Nasıl olur bu? Babama söylerim ben bu meseleyi, dedi ve hakikaten hamamdan çıktıktan sonra babasına durumu anlattı. Firavun Mâşita'yı huzuruna çağırıp meselenin doğru olup olmadığını sordu.

Mâşita:

Evet! Doğrudur. Senden başka hakiki bir ilâh vardır. O öyle Allah ki, hem senin, hem de bütün kâinatın yaratıcısı olan tek bir Allah'tır. Onun yeryüzündeki elçisi de Kelîmullah Hz. Musa'dır. Allah'a ve ahirete inanan herkesin; «La ilahe illallah Musa Kelîmullah» demesi lâzımdır, diyerek îmanını Firavun'un huzurunda da ikrar etti.

Mâşita'nın bu sözleri Firavun'u çileden çıkarmıştı. Kendisini Allah olarak kabul edinceye kadar işkence yapılmasını emretti. Saçından tavana astırdı, çıplak vücudunu kamçılarla kırbaçlıyorlardı. O ise, en ufak bir taviz vermeden, îmanında ısrar ediyordu.
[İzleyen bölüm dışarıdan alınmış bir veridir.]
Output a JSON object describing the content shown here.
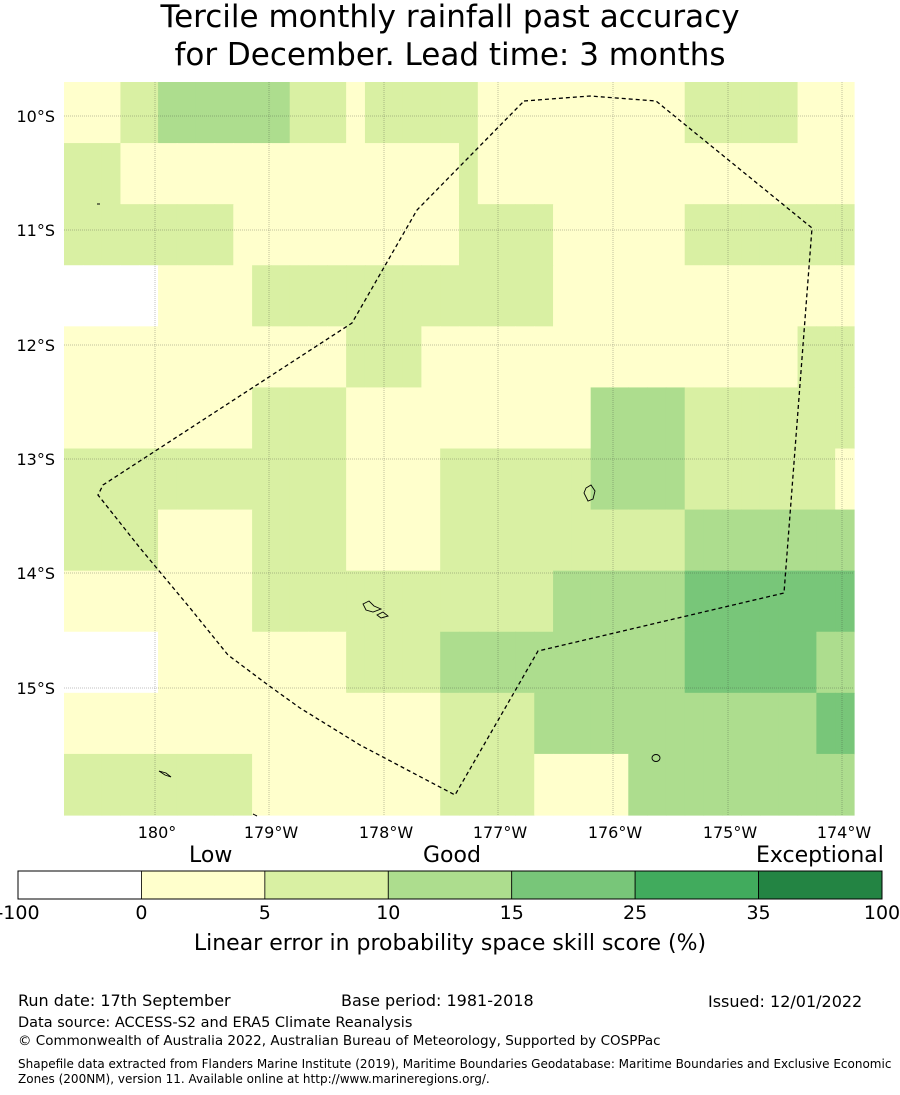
{
  "title": {
    "line1": "Tercile monthly rainfall past accuracy",
    "line2": "for December. Lead time: 3 months"
  },
  "map": {
    "lat_labels": [
      "10°S",
      "11°S",
      "12°S",
      "13°S",
      "14°S",
      "15°S"
    ],
    "lon_labels": [
      "180°",
      "179°W",
      "178°W",
      "177°W",
      "176°W",
      "175°W",
      "174°W"
    ],
    "grid": {
      "rows": [
        [
          1,
          1,
          1,
          2,
          2,
          3,
          3,
          3,
          3,
          3,
          3,
          3,
          2,
          2,
          2,
          1,
          2,
          2,
          2,
          2,
          2,
          2,
          1,
          1,
          1,
          1,
          1,
          1,
          1,
          1,
          1,
          1,
          1,
          2,
          2,
          2,
          2,
          2,
          2,
          1,
          1,
          1
        ],
        [
          2,
          2,
          2,
          1,
          1,
          1,
          1,
          1,
          1,
          1,
          1,
          1,
          1,
          1,
          1,
          1,
          1,
          1,
          1,
          1,
          1,
          2,
          1,
          1,
          1,
          1,
          1,
          1,
          1,
          1,
          1,
          1,
          1,
          1,
          1,
          1,
          1,
          1,
          1,
          1,
          1,
          1
        ],
        [
          2,
          2,
          2,
          2,
          2,
          2,
          2,
          2,
          2,
          1,
          1,
          1,
          1,
          1,
          1,
          1,
          1,
          1,
          1,
          1,
          1,
          2,
          2,
          2,
          2,
          2,
          1,
          1,
          1,
          1,
          1,
          1,
          1,
          2,
          2,
          2,
          2,
          2,
          2,
          2,
          2,
          2
        ],
        [
          0,
          0,
          0,
          0,
          0,
          1,
          1,
          1,
          1,
          1,
          2,
          2,
          2,
          2,
          2,
          2,
          2,
          2,
          2,
          2,
          2,
          2,
          2,
          2,
          2,
          2,
          1,
          1,
          1,
          1,
          1,
          1,
          1,
          1,
          1,
          1,
          1,
          1,
          1,
          1,
          1,
          1
        ],
        [
          1,
          1,
          1,
          1,
          1,
          1,
          1,
          1,
          1,
          1,
          1,
          1,
          1,
          1,
          1,
          2,
          2,
          2,
          2,
          1,
          1,
          1,
          1,
          1,
          1,
          1,
          1,
          1,
          1,
          1,
          1,
          1,
          1,
          1,
          1,
          1,
          1,
          1,
          1,
          2,
          2,
          2
        ],
        [
          1,
          1,
          1,
          1,
          1,
          1,
          1,
          1,
          1,
          1,
          2,
          2,
          2,
          2,
          2,
          1,
          1,
          1,
          1,
          1,
          1,
          1,
          1,
          1,
          1,
          1,
          1,
          1,
          3,
          3,
          3,
          3,
          3,
          2,
          2,
          2,
          2,
          2,
          2,
          2,
          2,
          2
        ],
        [
          2,
          2,
          2,
          2,
          2,
          2,
          2,
          2,
          2,
          2,
          2,
          2,
          2,
          2,
          2,
          1,
          1,
          1,
          1,
          1,
          2,
          2,
          2,
          2,
          2,
          2,
          2,
          2,
          3,
          3,
          3,
          3,
          3,
          2,
          2,
          2,
          2,
          2,
          2,
          2,
          2,
          1
        ],
        [
          2,
          2,
          2,
          2,
          2,
          1,
          1,
          1,
          1,
          1,
          2,
          2,
          2,
          2,
          2,
          1,
          1,
          1,
          1,
          1,
          2,
          2,
          2,
          2,
          2,
          2,
          2,
          2,
          2,
          2,
          2,
          2,
          2,
          3,
          3,
          3,
          3,
          3,
          3,
          3,
          3,
          3
        ],
        [
          1,
          1,
          1,
          1,
          1,
          1,
          1,
          1,
          1,
          1,
          2,
          2,
          2,
          2,
          2,
          2,
          2,
          2,
          2,
          2,
          2,
          2,
          2,
          2,
          2,
          2,
          3,
          3,
          3,
          3,
          3,
          3,
          3,
          4,
          4,
          4,
          4,
          4,
          4,
          4,
          4,
          4
        ],
        [
          0,
          0,
          0,
          0,
          0,
          1,
          1,
          1,
          1,
          1,
          1,
          1,
          1,
          1,
          1,
          2,
          2,
          2,
          2,
          2,
          3,
          3,
          3,
          3,
          3,
          3,
          3,
          3,
          3,
          3,
          3,
          3,
          3,
          4,
          4,
          4,
          4,
          4,
          4,
          4,
          3,
          3
        ],
        [
          1,
          1,
          1,
          1,
          1,
          1,
          1,
          1,
          1,
          1,
          1,
          1,
          1,
          1,
          1,
          1,
          1,
          1,
          1,
          1,
          2,
          2,
          2,
          2,
          2,
          3,
          3,
          3,
          3,
          3,
          3,
          3,
          3,
          3,
          3,
          3,
          3,
          3,
          3,
          3,
          4,
          4
        ],
        [
          2,
          2,
          2,
          2,
          2,
          2,
          2,
          2,
          2,
          2,
          1,
          1,
          1,
          1,
          1,
          1,
          1,
          1,
          1,
          1,
          2,
          2,
          2,
          2,
          2,
          1,
          1,
          1,
          1,
          1,
          3,
          3,
          3,
          3,
          3,
          3,
          3,
          3,
          3,
          3,
          3,
          3
        ]
      ]
    }
  },
  "categories": {
    "low": "Low",
    "good": "Good",
    "exceptional": "Exceptional"
  },
  "colorbar": {
    "ticks": [
      "-100",
      "0",
      "5",
      "10",
      "15",
      "25",
      "35",
      "100"
    ],
    "colors": [
      "#ffffff",
      "#ffffcc",
      "#d9f0a3",
      "#addd8e",
      "#78c679",
      "#41ab5d",
      "#238443"
    ],
    "label": "Linear error in probability space skill score (%)"
  },
  "footer": {
    "run_date": "Run date: 17th September",
    "base_period": "Base period: 1981-2018",
    "issued": "Issued: 12/01/2022",
    "data_source": "Data source: ACCESS-S2 and ERA5 Climate Reanalysis",
    "copyright": "© Commonwealth of Australia 2022, Australian Bureau of Meteorology, Supported by COSPPac",
    "shapefile": "Shapefile data extracted from Flanders Marine Institute (2019), Maritime Boundaries Geodatabase: Maritime Boundaries and Exclusive Economic Zones (200NM), version 11. Available online at http://www.marineregions.org/."
  }
}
En sonunda Firavun, onun îmandan dönmeyeceğini anlayınca, öyle işkence etmeye karar verdi ki, o işkenceler ancak şeytanın aklına gelirdi. Mâşita'yı bir tahtaya gerdiler. Ellerinden ve ayaklarından tahtalara çivilediler. Mâşita'nın iki çocuğu vardı. Bunlardan birisi beş yaşında, biri ise henüz Kundakta idi. Evvelâ beş yaşında olan kızını getirip, Mâşita'nın ağzını zorla açarak, kızın boğazını kesip kanını onun ağzına akıtmaya çalıştılar. Her tarafı kızının kanı içinde kalmıştı. Fakat en küçük bir pişmanlık duymayan Mâşita'da, dininden dönmek gibi bir şey görünmüyordu. Bu sefer kundaktaki yavrusunu getirip annesinin kucağına verdiler. Daha meselenin ne olduğunu anlama idrakinden mahrum olan yavruyu, annenin kucağına verdiklerinde, emmek için ağlayarak annesinin memesini arıyordu.
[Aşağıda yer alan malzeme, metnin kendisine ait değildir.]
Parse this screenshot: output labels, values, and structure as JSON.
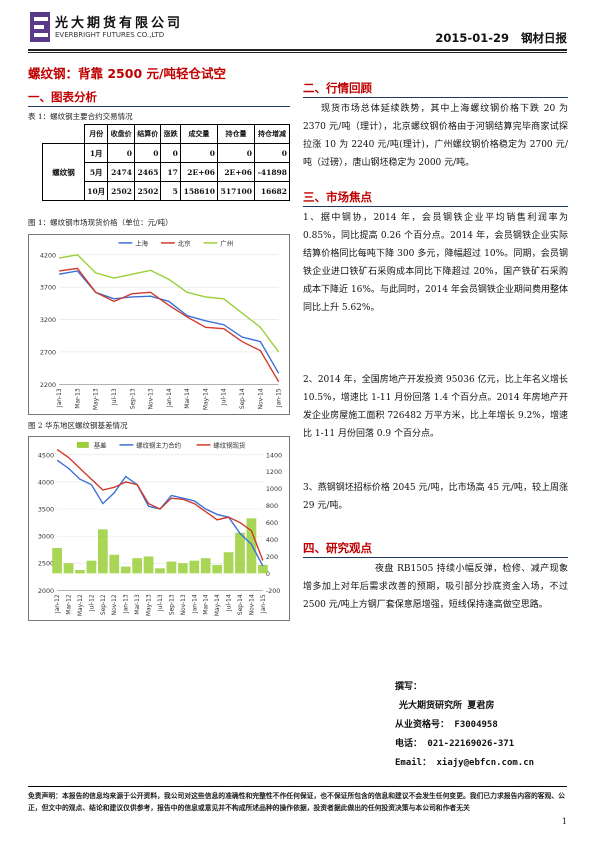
{
  "header": {
    "company_cn": "光大期货有限公司",
    "company_en": "EVERBRIGHT FUTURES CO.,LTD",
    "date": "2015-01-29",
    "report_name": "钢材日报"
  },
  "headline": "螺纹钢：背靠 2500 元/吨轻仓试空",
  "sections": {
    "s1": "一、图表分析",
    "s2": "二、行情回顾",
    "s3": "三、市场焦点",
    "s4": "四、研究观点"
  },
  "table1": {
    "caption": "表 1：螺纹钢主要合约交易情况",
    "headers": [
      "月份",
      "收盘价",
      "结算价",
      "涨跌",
      "成交量",
      "持仓量",
      "持仓增减"
    ],
    "product": "螺纹钢",
    "rows": [
      [
        "1月",
        "0",
        "0",
        "0",
        "0",
        "0",
        "0"
      ],
      [
        "5月",
        "2474",
        "2465",
        "17",
        "2E+06",
        "2E+06",
        "-41898"
      ],
      [
        "10月",
        "2502",
        "2502",
        "5",
        "158610",
        "517100",
        "16682"
      ]
    ]
  },
  "fig1": {
    "caption": "图 1：螺纹钢市场现货价格（单位：元/吨）"
  },
  "fig2": {
    "caption": "图 2 华东地区螺纹钢基差情况"
  },
  "chart_data": [
    {
      "type": "line",
      "x": [
        "Jan-13",
        "Mar-13",
        "May-13",
        "Jul-13",
        "Sep-13",
        "Nov-13",
        "Jan-14",
        "Mar-14",
        "May-14",
        "Jul-14",
        "Sep-14",
        "Nov-14",
        "Jan-15"
      ],
      "series": [
        {
          "name": "上海",
          "color": "#3a6fd8",
          "values": [
            3900,
            3950,
            3620,
            3520,
            3550,
            3560,
            3480,
            3260,
            3180,
            3120,
            2930,
            2860,
            2370
          ]
        },
        {
          "name": "北京",
          "color": "#d03a2a",
          "values": [
            3950,
            3990,
            3620,
            3480,
            3600,
            3620,
            3420,
            3240,
            3080,
            3060,
            2860,
            2720,
            2240
          ]
        },
        {
          "name": "广州",
          "color": "#9bcf3a",
          "values": [
            4150,
            4200,
            3920,
            3840,
            3900,
            3960,
            3820,
            3620,
            3550,
            3520,
            3300,
            3080,
            2700
          ]
        }
      ],
      "ylim": [
        2200,
        4200
      ],
      "yticks": [
        "2200",
        "2700",
        "3200",
        "3700",
        "4200"
      ],
      "legend": "top"
    },
    {
      "type": "line",
      "x": [
        "Jan-12",
        "Mar-12",
        "May-12",
        "Jul-12",
        "Sep-12",
        "Nov-12",
        "Jan-13",
        "Mar-13",
        "May-13",
        "Jul-13",
        "Sep-13",
        "Nov-13",
        "Jan-14",
        "Mar-14",
        "May-14",
        "Jul-14",
        "Sep-14",
        "Nov-14",
        "Jan-15"
      ],
      "series": [
        {
          "name": "基差",
          "color": "#9bcf3a",
          "axis": "right",
          "values": [
            300,
            120,
            40,
            150,
            520,
            220,
            80,
            180,
            200,
            60,
            140,
            120,
            150,
            180,
            100,
            250,
            480,
            650,
            100
          ]
        },
        {
          "name": "螺纹钢主力合约",
          "color": "#3a6fd8",
          "axis": "left",
          "values": [
            4400,
            4250,
            4050,
            3950,
            3600,
            3800,
            4100,
            3950,
            3550,
            3500,
            3750,
            3700,
            3650,
            3500,
            3400,
            3350,
            3050,
            2850,
            2450
          ]
        },
        {
          "name": "螺纹钢现货",
          "color": "#d03a2a",
          "axis": "left",
          "values": [
            4600,
            4450,
            4250,
            4050,
            3850,
            3900,
            4000,
            3950,
            3600,
            3500,
            3700,
            3680,
            3600,
            3450,
            3300,
            3350,
            3250,
            3100,
            2550
          ]
        }
      ],
      "ylim_left": [
        2000,
        4500
      ],
      "yticks_left": [
        "2000",
        "2500",
        "3000",
        "3500",
        "4000",
        "4500"
      ],
      "ylim_right": [
        -200,
        1400
      ],
      "yticks_right": [
        "-200",
        "0",
        "200",
        "400",
        "600",
        "800",
        "1000",
        "1200",
        "1400"
      ],
      "legend": "top"
    }
  ],
  "review": {
    "paragraph": "现货市场总体延续跌势，其中上海螺纹钢价格下跌 20 为 2370 元/吨（理计），北京螺纹钢价格由于河钢结算完毕商家试探拉涨 10 为 2240 元/吨(理计)，广州螺纹钢价格稳定为 2700 元/吨（过磅），唐山钢坯稳定为 2000 元/吨。"
  },
  "focus": {
    "items": [
      "1、据中钢协，2014 年，会员钢铁企业平均销售利润率为 0.85%，同比提高 0.26 个百分点。2014 年，会员钢铁企业实际结算价格同比每吨下降 300 多元，降幅超过 10%。同期，会员钢铁企业进口铁矿石采购成本同比下降超过 20%，国产铁矿石采购成本下降近 16%。与此同时，2014 年会员钢铁企业期间费用整体同比上升 5.62%。",
      "2、2014 年，全国房地产开发投资 95036 亿元，比上年名义增长 10.5%，增速比 1-11 月份回落 1.4 个百分点。2014 年房地产开发企业房屋施工面积 726482 万平方米，比上年增长 9.2%，增速比 1-11 月份回落 0.9 个百分点。",
      "3、燕钢钢坯招标价格 2045 元/吨，比市场高 45 元/吨，较上周涨 29 元/吨。"
    ]
  },
  "opinion": {
    "paragraph": "夜盘 RB1505 持续小幅反弹，检修、减产现象增多加上对年后需求改善的预期，吸引部分抄底资金入场，不过 2500 元/吨上方钢厂套保意愿增强，短线保持逢高做空思路。"
  },
  "author": {
    "label": "撰写：",
    "line1": "光大期货研究所 夏君房",
    "license": "从业资格号：  F3004958",
    "phone": "电话：  021-22169026-371",
    "email": "Email：  xiajy@ebfcn.com.cn"
  },
  "disclaimer": "免责声明：本报告的信息均来源于公开资料，我公司对这些信息的准确性和完整性不作任何保证，也不保证所包含的信息和建议不会发生任何变更。我们已力求报告内容的客观、公正，但文中的观点、结论和建议仅供参考，报告中的信息或意见并不构成所述品种的操作依据，投资者据此做出的任何投资决策与本公司和作者无关",
  "page_number": "1",
  "colors": {
    "accent_red": "#c00000",
    "logo_purple": "#5b3a8c"
  }
}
İşte dediler. Sen Firavun'un ilâhlığını kabul etmeyecek olursan, bu çocuğunu da gözünün önünde keseceğiz. Ya dininden dön, yahut bu manzaraya razı olacaksın, dediler.
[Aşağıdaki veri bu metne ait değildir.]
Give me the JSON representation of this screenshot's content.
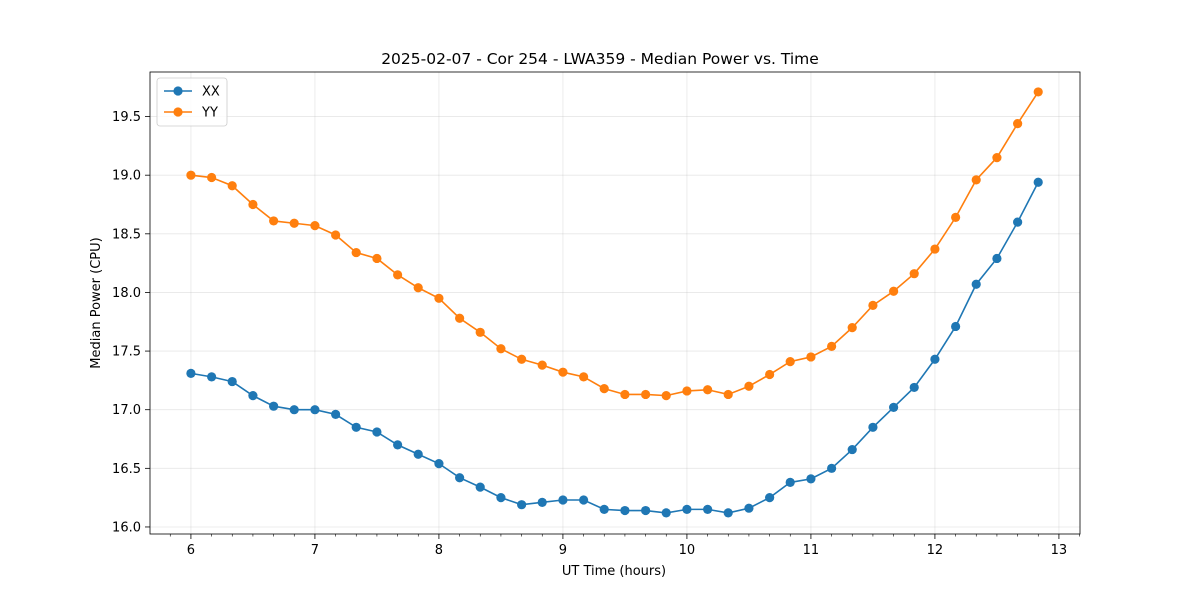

O anda annelik şefkati galip gelmek üzere idi. Mâşita nerede ise Firavun'a: «Benim Allah'ım sensin» diyecekti. Bir taraftan şeytan da bu sözleri söylemesine yardım ediyordu. Tam bu esnada Cenab-ı Allah, daha kundakdaki çocuğu konuşturmaya başladı.

Çocuk:

Anneciğim sakın îmanından döneyim deme! Bak işte karşında Cennet bahçeleri ve Cemal-i ilâhî seni bekliyor. Kessin beni bu kafir. Beni ve seni öldürmekle ancak kendisine zarar vermiş olur. Başka hiç- bir şey yapamaz. Dünyada zillet altında yaşamaktansa, şehide olarak ölüp nimete kavuşmak hem senin, hem de benim için daha iyidir, diyerek annesini ikaz etti.

Bu hal karşısında Firavun şaşkına dönmüştü:

Aman söyletmeyin şunu. Bu durumu halk duyarsa, benim hakkımda şüpheye düşerler. Halk arasına vesvese girmesin, bu kadar tebaam var, bana inanan insanlar var. Rezil olmayalım, kesin şunların kafasını! diye emir verdi.

Masum yavruyu da, evvelki gibi annesinin ağzına kestiler ve kanlarını etrafa saçtılar. Bu hadise karşısında Mâşita üzülmek şöyle dursun, ölümün bir an önce gelmesini bekliyordu. Fakat Firavun hâlâ hırsını alamamıştı. Kocasını da gözü önünde öldürmek istiyordu. Kocasını getirdiler. Hiç bir şeyden haberi olmayan adamcağız, iki yavrusunun ölüsünü ve hanımının çarmıha gerilmiş halini görünce: «Allah'ın laneti senin üzerine olsun ey koca kâfir!» diye bağırmaktan kendini ala;madı.

Firavun'un intikam hırsları iyice kabarmıştı. Bir ateş yaktırıp, ateşin üzerine içi su dolu büyük bir kazan koydurdu. Kaynadıktan sonra da, çoluğuyla çocuğuyla hepsini kaynayan kazanın içine atıp, kaynatarak öldürdü. Kazana atılacakları zaman, suyun içinden:

«Ey Allah'ın has kulları! Melekler ve bütün canlı varlık size gıpta etmektedir. Bu kaynayan ateş değil, Allah'ın sizin için hazırladığı bir Cennet bahçesidir. Buraya gelmek için acele ediniz. Sakın hiç üzülmeyiniz» sesleri geliyordu.

Bu zamana kadar bütün Allah'a inanan insanlara bir örnek olacak olan bu hadise, bundan binlerce sene evvel vuku bulmuş olsa da bugün de, İslâm düşmanları Allah'a inananlara bu gibi işkencelerden zevk almaktan, Firavun'dan daha geri değillerdir. Allah îmanı kâmil nasip eyleye...

Link to post
Sitelerde Paylaş

Kadın angutmuşta firavun daha angut bir herifmiş, karşısında kundaktaki bebe konuşuyor buna rağmen şaşırmıyor.Bu nasıl olabilir demiyor.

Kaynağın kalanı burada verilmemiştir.